Along with maps, labyrinths (or their layouts) also fascinate Wardha Shabbir. She differentiates maps and labyrinths, as “to find and to lose”. However, one is forced to ponder over the disparity between the two pursuits. Are both the same? Lately, she has been drawing maps from physical experience: the route from her hotel to her gallery in London, and from imaginary settings: a tiny compound, a small enclosure, or some scattered spaces. This shift is evident in her paintings that have a geometric foundation, the illusion of a map/labyrinth with a wealth of vegetation (I Have Seen an Ocean, RGB, The In-Between, A Study Land 1 & 2). Sitting on strong reds, greens, yellows, oranges and greens, these demarcations of walls, displaced barrier, disjoined labyrinths (besides reminding one of the strong surfaces of Basohli miniatures), suggest another narrative. In her words, “making a line of a border is a way of separating an unwanted field”.
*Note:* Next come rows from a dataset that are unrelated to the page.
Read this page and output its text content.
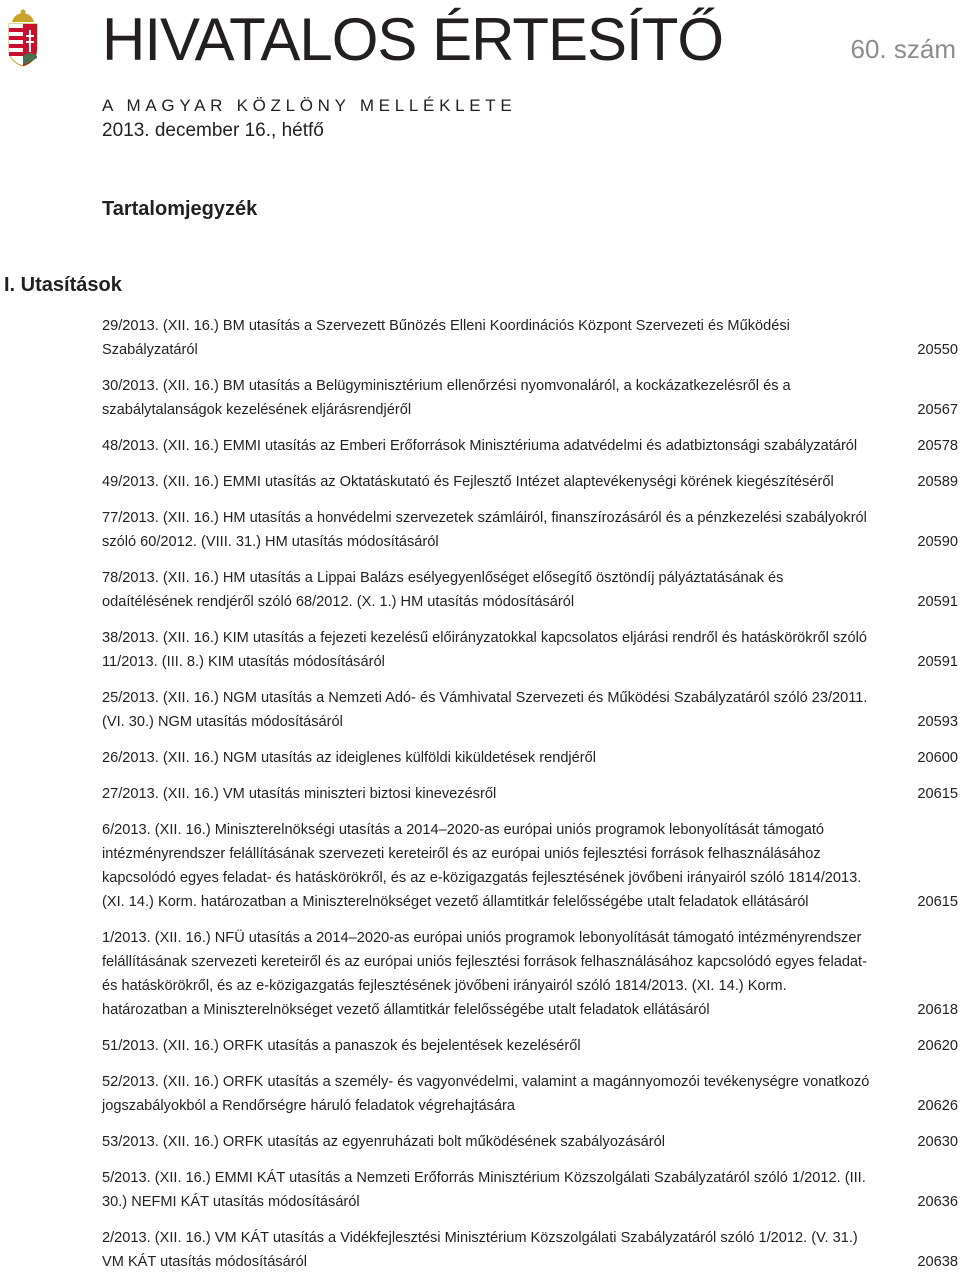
HIVATALOS ÉRTESÍTŐ	60. szám
A MAGYAR KÖZLÖNY MELLÉKLETE
2013. december 16., hétfő
Tartalomjegyzék
I. Utasítások
29/2013. (XII. 16.) BM utasítás a Szervezett Bűnözés Elleni Koordinációs Központ Szervezeti és Működési Szabályzatáról	20550
30/2013. (XII. 16.) BM utasítás a Belügyminisztérium ellenőrzési nyomvonaláról, a kockázatkezelésről és a szabálytalanságok kezelésének eljárásrendjéről	20567
48/2013. (XII. 16.) EMMI utasítás az Emberi Erőforrások Minisztériuma adatvédelmi és adatbiztonsági szabályzatáról	20578
49/2013. (XII. 16.) EMMI utasítás az Oktatáskutató és Fejlesztő Intézet alaptevékenységi körének kiegészítéséről	20589
77/2013. (XII. 16.) HM utasítás a honvédelmi szervezetek számláiról, finanszírozásáról és a pénzkezelési szabályokról szóló 60/2012. (VIII. 31.) HM utasítás módosításáról	20590
78/2013. (XII. 16.) HM utasítás a Lippai Balázs esélyegyenlőséget elősegítő ösztöndíj pályáztatásának és odaítélésének rendjéről szóló 68/2012. (X. 1.) HM utasítás módosításáról	20591
38/2013. (XII. 16.) KIM utasítás a fejezeti kezelésű előirányzatokkal kapcsolatos eljárási rendről és hatáskörökről szóló 11/2013. (III. 8.) KIM utasítás módosításáról	20591
25/2013. (XII. 16.) NGM utasítás a Nemzeti Adó- és Vámhivatal Szervezeti és Működési Szabályzatáról szóló 23/2011. (VI. 30.) NGM utasítás módosításáról	20593
26/2013. (XII. 16.) NGM utasítás az ideiglenes külföldi kiküldetések rendjéről	20600
27/2013. (XII. 16.) VM utasítás miniszteri biztosi kinevezésről	20615
6/2013. (XII. 16.) Miniszterelnökségi utasítás a 2014–2020-as európai uniós programok lebonyolítását támogató intézményrendszer felállításának szervezeti kereteiről és az európai uniós fejlesztési források felhasználásához kapcsolódó egyes feladat- és hatáskörökről, és az e-közigazgatás fejlesztésének jövőbeni irányairól szóló 1814/2013. (XI. 14.) Korm. határozatban a Miniszterelnökséget vezető államtitkár felelősségébe utalt feladatok ellátásáról	20615
1/2013. (XII. 16.) NFÜ utasítás a 2014–2020-as európai uniós programok lebonyolítását támogató intézményrendszer felállításának szervezeti kereteiről és az európai uniós fejlesztési források felhasználásához kapcsolódó egyes feladat- és hatáskörökről, és az e-közigazgatás fejlesztésének jövőbeni irányairól szóló 1814/2013. (XI. 14.) Korm. határozatban a Miniszterelnökséget vezető államtitkár felelősségébe utalt feladatok ellátásáról	20618
51/2013. (XII. 16.) ORFK utasítás a panaszok és bejelentések kezeléséről	20620
52/2013. (XII. 16.) ORFK utasítás a személy- és vagyonvédelmi, valamint a magánnyomozói tevékenységre vonatkozó jogszabályokból a Rendőrségre háruló feladatok végrehajtására	20626
53/2013. (XII. 16.) ORFK utasítás az egyenruházati bolt működésének szabályozásáról	20630
5/2013. (XII. 16.) EMMI KÁT utasítás a Nemzeti Erőforrás Minisztérium Közszolgálati Szabályzatáról szóló 1/2012. (III. 30.) NEFMI KÁT utasítás módosításáról	20636
2/2013. (XII. 16.) VM KÁT utasítás a Vidékfejlesztési Minisztérium Közszolgálati Szabályzatáról szóló 1/2012. (V. 31.) VM KÁT utasítás módosításáról	20638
Looking at her works on paper in the glow of her video installation, one realises that no field, no garden, no roadway is a non-hostile venue for a human being, let alone a woman in our country, who is compelled to prefer maps to places as maps are safe, securely stored in our mobiles, minds and manhood. (Her solo exhibition Green Matter is being held July 13-24, 2021, at Canvas Gallery, Karachi).